I can only speak for myself but I was vocally critical when the Blackhawks got a slap on the wrist in the form of a 2 million dollar fine for the Aldridge situation, which-in effect-is little more than a decent fourth liner's salary for one season. I was vocally dismayed when I heard Kyle Beach settled his lawsuit as I wished he took it all the way to a jury to really take the Blackhawks to task for how they failed him and others. I was vocally repulsed by the possibility that Chicago might win the the Bedard lottery. And I was vocally opposed to the NHL clearing Bowman, Macissac, and Quenneville to return.
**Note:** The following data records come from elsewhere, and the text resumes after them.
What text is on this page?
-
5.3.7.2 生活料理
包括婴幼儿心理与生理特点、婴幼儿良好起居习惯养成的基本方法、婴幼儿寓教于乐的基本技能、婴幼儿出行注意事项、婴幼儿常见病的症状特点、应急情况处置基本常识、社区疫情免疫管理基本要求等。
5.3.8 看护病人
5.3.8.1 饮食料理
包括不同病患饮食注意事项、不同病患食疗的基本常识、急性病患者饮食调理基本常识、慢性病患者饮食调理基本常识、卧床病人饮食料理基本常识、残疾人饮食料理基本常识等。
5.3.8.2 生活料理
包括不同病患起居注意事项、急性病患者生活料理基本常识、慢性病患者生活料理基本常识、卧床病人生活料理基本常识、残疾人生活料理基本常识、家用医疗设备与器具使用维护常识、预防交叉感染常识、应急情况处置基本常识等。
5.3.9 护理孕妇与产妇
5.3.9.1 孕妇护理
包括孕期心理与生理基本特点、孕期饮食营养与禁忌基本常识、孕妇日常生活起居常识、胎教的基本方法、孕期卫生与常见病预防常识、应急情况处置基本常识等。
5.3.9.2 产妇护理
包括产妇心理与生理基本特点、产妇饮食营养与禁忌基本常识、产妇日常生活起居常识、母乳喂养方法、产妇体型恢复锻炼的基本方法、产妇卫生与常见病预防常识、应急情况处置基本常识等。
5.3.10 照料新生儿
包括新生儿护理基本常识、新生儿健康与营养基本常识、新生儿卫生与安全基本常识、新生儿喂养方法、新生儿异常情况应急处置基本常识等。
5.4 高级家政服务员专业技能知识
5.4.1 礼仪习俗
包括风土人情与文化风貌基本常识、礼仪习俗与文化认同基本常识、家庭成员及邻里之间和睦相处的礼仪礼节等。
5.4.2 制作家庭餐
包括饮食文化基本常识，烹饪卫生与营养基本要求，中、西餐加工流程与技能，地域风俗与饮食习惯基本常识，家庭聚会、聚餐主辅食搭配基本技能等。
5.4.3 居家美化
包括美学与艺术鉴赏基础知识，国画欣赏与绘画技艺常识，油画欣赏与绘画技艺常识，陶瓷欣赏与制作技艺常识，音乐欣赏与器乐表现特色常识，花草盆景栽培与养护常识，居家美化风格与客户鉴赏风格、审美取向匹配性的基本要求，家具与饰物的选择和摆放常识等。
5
Because these particular incidents of wrongdoing are especially reprehensible to me because the men in that Aldridge meeting knew wrongdoing had occurred, knew it could happen again, and did very little to address it because of the adverse impact it could have on their cup run. They collectively put winning at a game over the safety and wellbeing of young men. I do not want to see any of them return to the NHL. The Oilers have already f***ed that up and that has only added to how much I f***ing hate that organization and their fans. I don't want the team that fuels my passion for this sport to f***ing join them and I'm not going to let you pontificate to me that I need to take a moral stance against the entirety of the sport for all wrongs, known of unknown. That's my f***ing choice and you don't get to dictate those parameters with an immature demand for a zero sum game.